Following in the footsteps of Abraham, we enter an Egypt in which "a new dimension of experiential nearness to god had opened up, accurately described as revelation and indicated by concepts of 'finding' and 'coming,'" Jan Assmann, The Mind of Egypt, 241.

"I have not sought for myself a protector among men,
god is my defender," 234.

Again (p. 235):

"And [Kiki] bethought himself
that he should find a patron [Abraham, as wanderer, desperately needed a patron];
and he found Mut at the head of the gods,
fate and fortune in her hand,
lifetime and the breath of life are hers to command.
Everything that happens, happens at her command."
(Abr 3:17, "And there is nothing that the Lord thy God shall take in his heart to do but what he will do it.")

Hymn to Amun (p. 241):

"How good it is to follow you, Amun:
a lord great in 'being found' for the one who seeks him,"
(Note how Abraham desires "to be a greater follower of righteousness," 1:2).

"May Amun be found by his coming [and rescue me]."

Abraham tells the same story: "I have heard thee, and have come down to deliver thee. . .I have come down to visit them, and to destroy him who hath lifted up his hand against thee, Abraham, my son" (Abr. 1:16-7); "I, now, therefore, have come down unto thee," even as "I came down in the beginning in the midst of all the intelligences thou hast seen," (3:21).

Did the Egyptians look to Abraham's incredible deliverance as a possibility on which to pin hopes?
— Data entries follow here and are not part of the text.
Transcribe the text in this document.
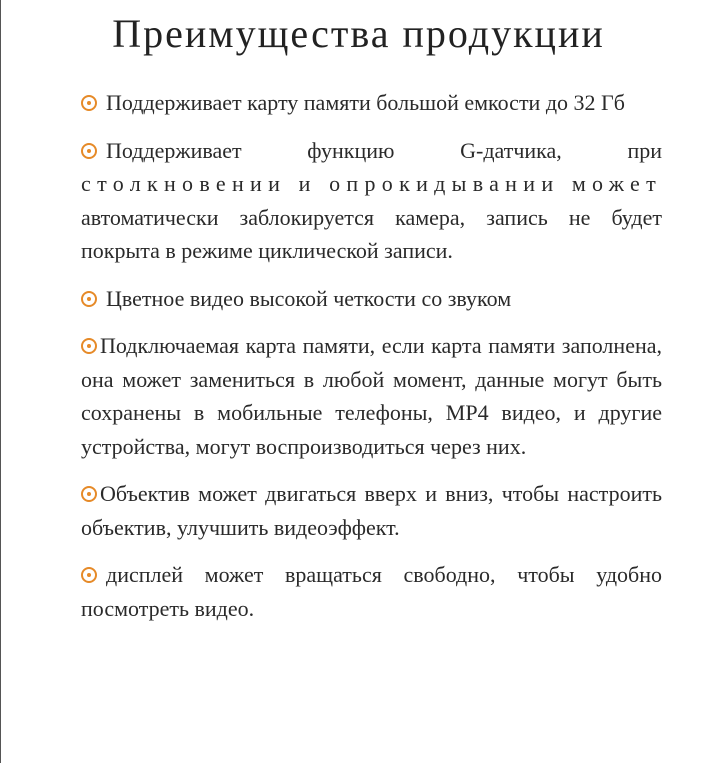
Преимущества продукции
Поддерживает карту памяти большой емкости до 32 Гб
Поддерживает функцию G-датчика, при столкновении и опрокидывании может автоматически заблокируется камера, запись не будет покрыта в режиме циклической записи.
Цветное видео высокой четкости со звуком
Подключаемая карта памяти, если карта памяти заполнена, она может замениться в любой момент, данные могут быть сохранены в мобильные телефоны, MP4 видео, и другие устройства, могут воспроизводиться через них.
Объектив может двигаться вверх и вниз, чтобы настроить объектив, улучшить видеоэффект.
дисплей может вращаться свободно, чтобы удобно посмотреть видео.
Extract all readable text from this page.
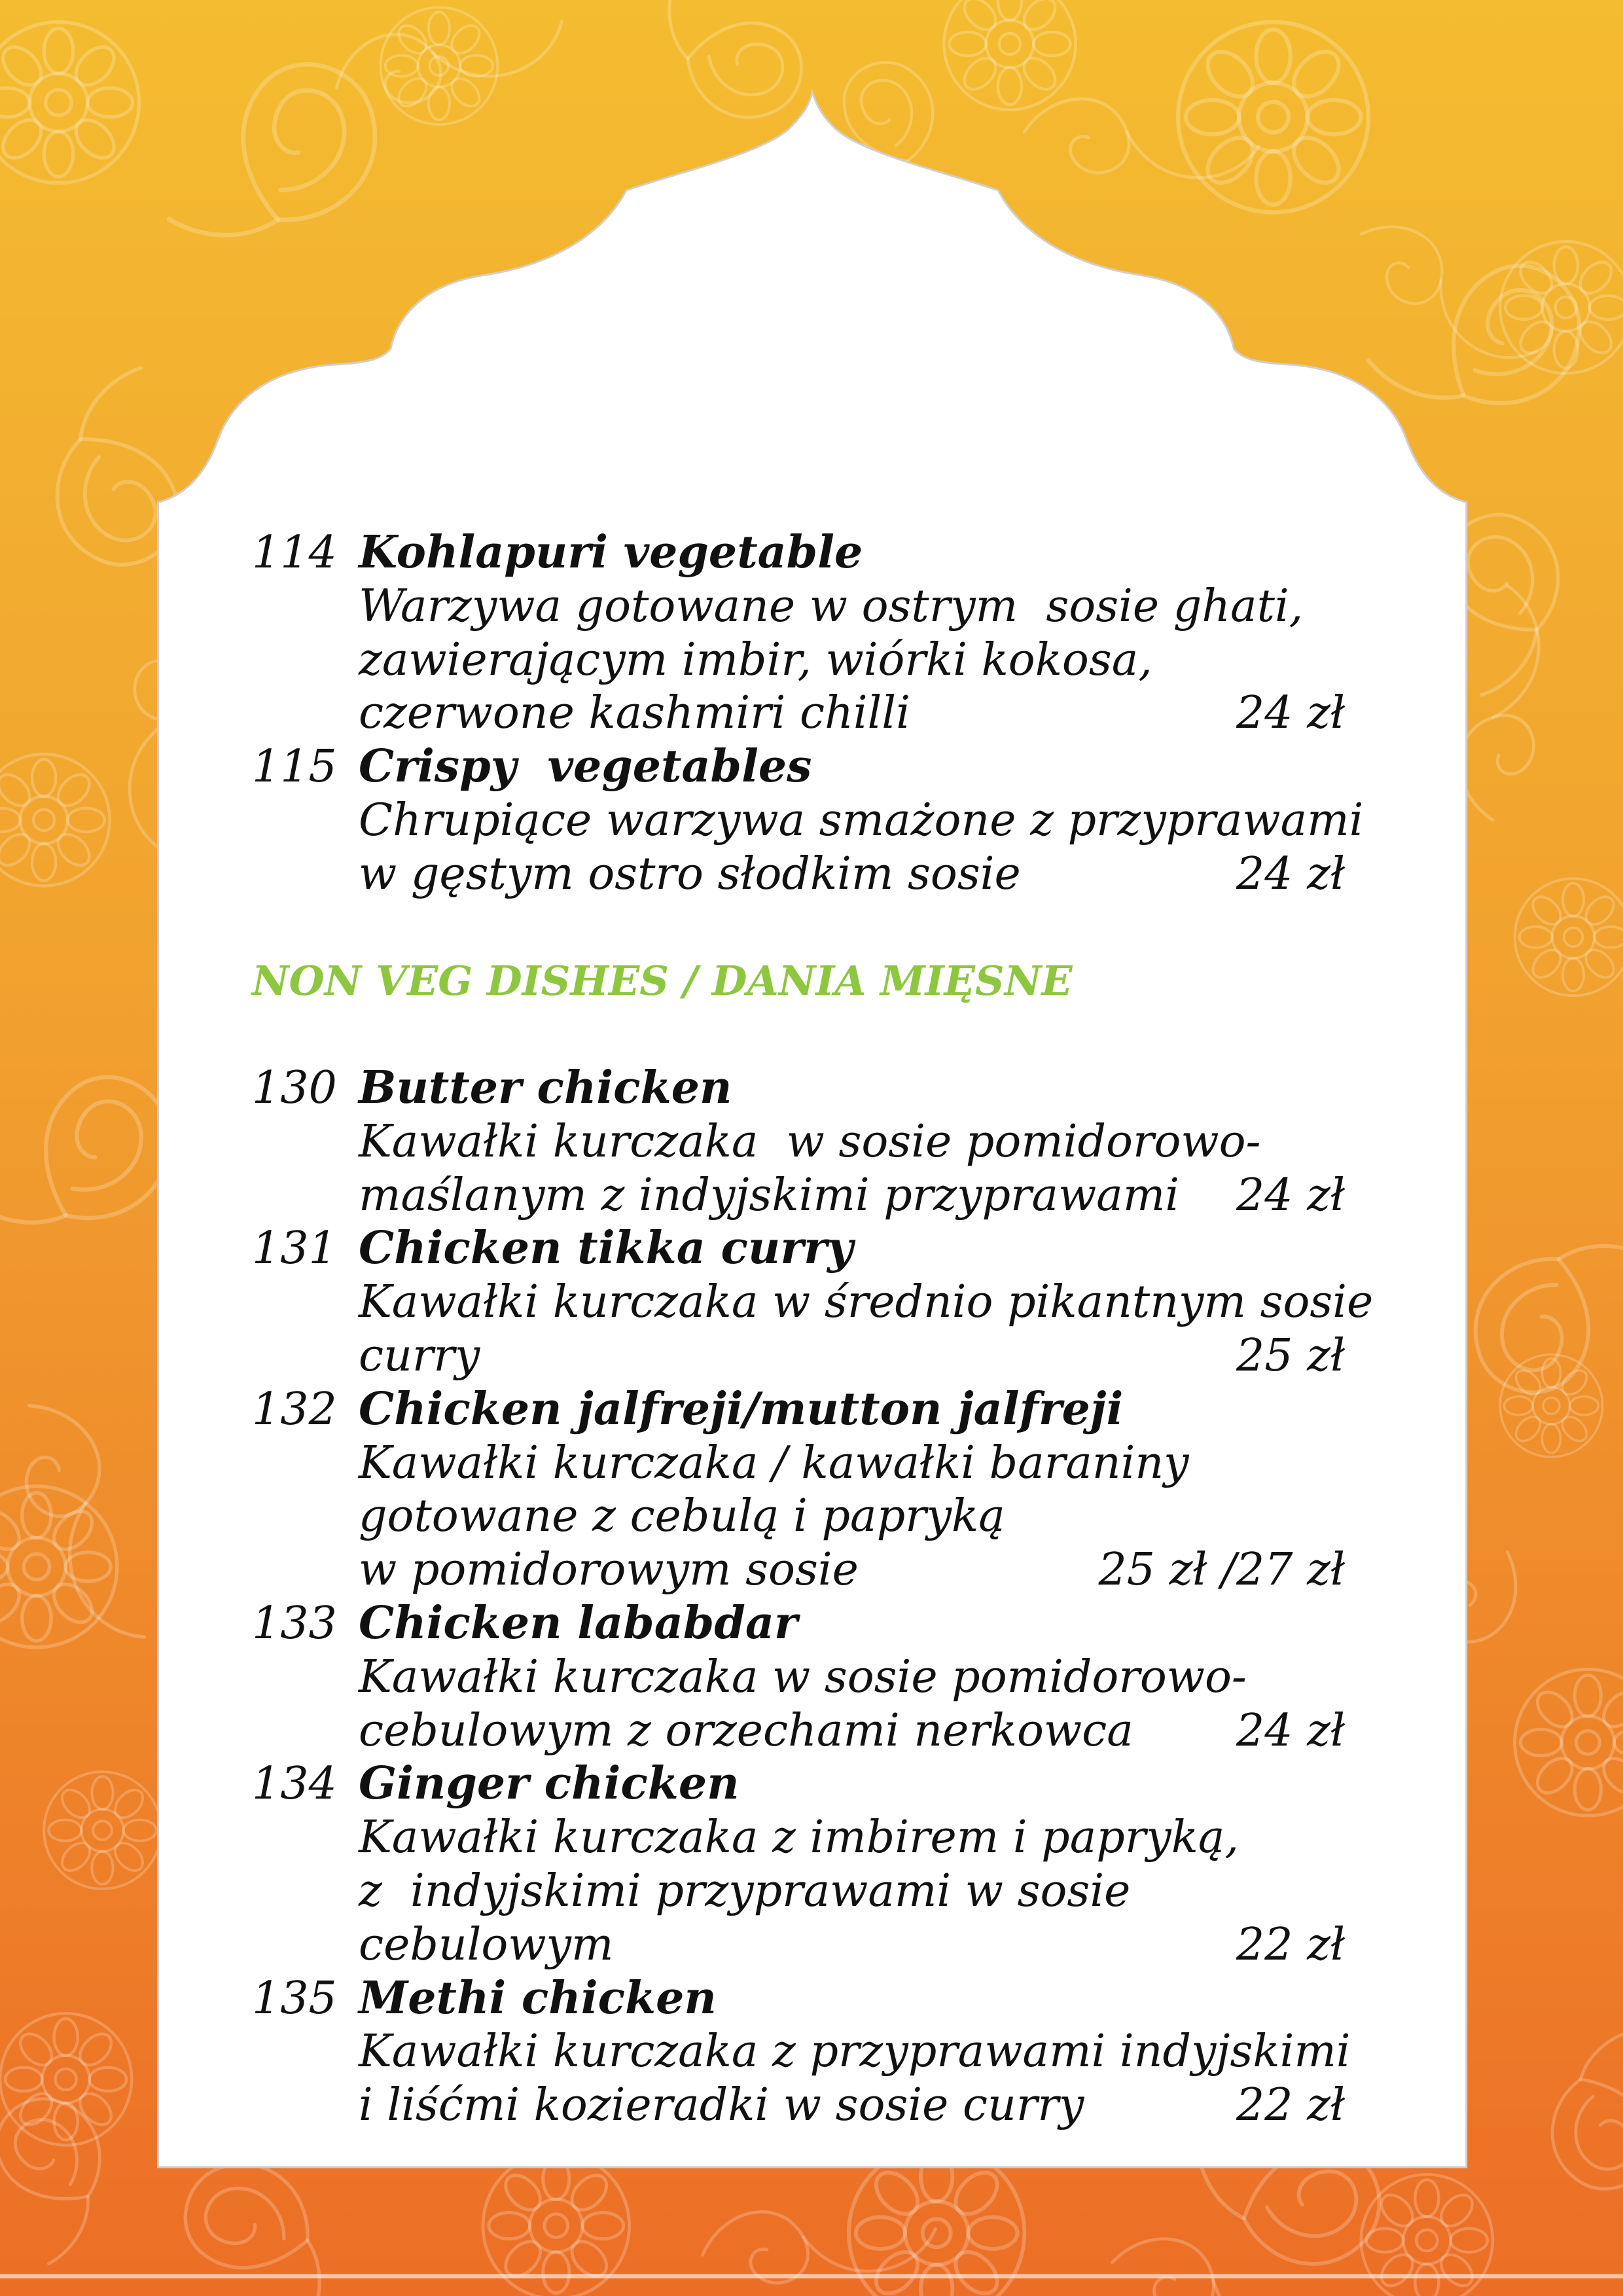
114 Kohlapuri vegetable
Warzywa gotowane w ostrym  sosie ghati,
zawierającym imbir, wiórki kokosa,
czerwone kashmiri chilli	24 zł
115 Crispy  vegetables
Chrupiące warzywa smażone z przyprawami
w gęstym ostro słodkim sosie	24 zł
NON VEG DISHES / DANIA MIĘSNE
130 Butter chicken
Kawałki kurczaka  w sosie pomidorowo-
maślanym z indyjskimi przyprawami 24 zł
131 Chicken tikka curry
Kawałki kurczaka w średnio pikantnym sosie
curry	25 zł
132 Chicken jalfreji/mutton jalfreji
Kawałki kurczaka / kawałki baraniny
gotowane z cebulą i papryką
w pomidorowym sosie	25 zł /27 zł
133 Chicken lababdar
Kawałki kurczaka w sosie pomidorowo-
cebulowym z orzechami nerkowca 24 zł
134 Ginger chicken
Kawałki kurczaka z imbirem i papryką,
z  indyjskimi przyprawami w sosie
cebulowym	22 zł
135 Methi chicken
Kawałki kurczaka z przyprawami indyjskimi
i liśćmi kozieradki w sosie curry	22 zł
Here is King Ramesses "at the moment of ultimate danger," as Abraham so often was:

"My voice echoing in Thebes,
The moment I called to him, I found Amun came" (241).

Amun intervenes in the earthshaking Battle of Kadesh by 'giving his hand' to the king and, at the last minute, saving him from death or captivity."

Ramesses the Great, and "the armies of Pharaoh," "came through," as Nephi would say of his own fathers: "and our fathers came through out of captivity " (1 Nephi 4:2).

When the Lord delivers Abraham from the altar, he says: "Behold I will lead thee by my hand, and I will take thee" (1:18).

Three times, Ramesses thanks his "found god" by using the verb of finding (263):

1) "Amun I found more help to me than millions of troops, hundred-thousands of chariotry."
2) "My heart I found strong, my mind joyful."
3) "I found that the 2,500 chariots in whose midst I was
fell prostrate before my horses."

Nephi: "For behold he is mightier than all the earth, then why not mightier than Laban and his fifty, yea, or even than his tens of thousands? Therefore let us go up; let us be strong like unto Moses," (1 Nephi 4:1-2, and here note the parallel constructions in both writings (Ramesses and Nephi) to emphasize God's superiority over any number of thousands).

Great Ramesses (264): "As the one and only he is by his name stronger than hundreds of thousands (264).

"The description of the predicament, the prayer, and the announcement of the 'found' god are all clear indications that the first person singular section of the Poem is a variant of the stela formula for personal piety, modified for kingly usage," Mind of Egypt, 263. Nephi's language is also poetic and certainly hearkens back to Miriam's famous poem of deliverance from the armies of Pharaoh--all one pattern here.

"The description of the predicament, the prayer, and the announcement of the 'found' god" also perfectly matches the autobiographical Book of Abraham (Chapter One: Deliverance from the altar of the priest of Pharaoh).

"I have called on you, O Amun,
while I am amidst multitudes whom I know not.
All the foreign countries have united against me, I being entirely
alone, no one else with me," Mind of Egypt, 263.

Look unto Abraham your father, and unto Sarah that bare you: for I called him alone [achad], and blessed him, and increased him" (Isaiah 51:2).

Concludes Jan Assmann (459 n.88): "Using the term 'find' to refer to God and his coming appears to be a motif characteristic of personal piety," as the following text on Tuthmosis IV's Dream Stela shows:

"That he found this glorious god was by speaking with his own mouth [as] a father speaks to his son."

"Thus," Abraham:

"Thus I, Abraham, talked with the Lord, face to face, as one man talketh with another. . . And he said unto me: My son, my son" (3:11-2; and 1:17: "Abraham, my son"); the language is intimate: "Now, Abraham" (3:6).

Ramesses the Great, Nephi, and Abraham all wish to say "Happy Birthday, Hugh Nibley!"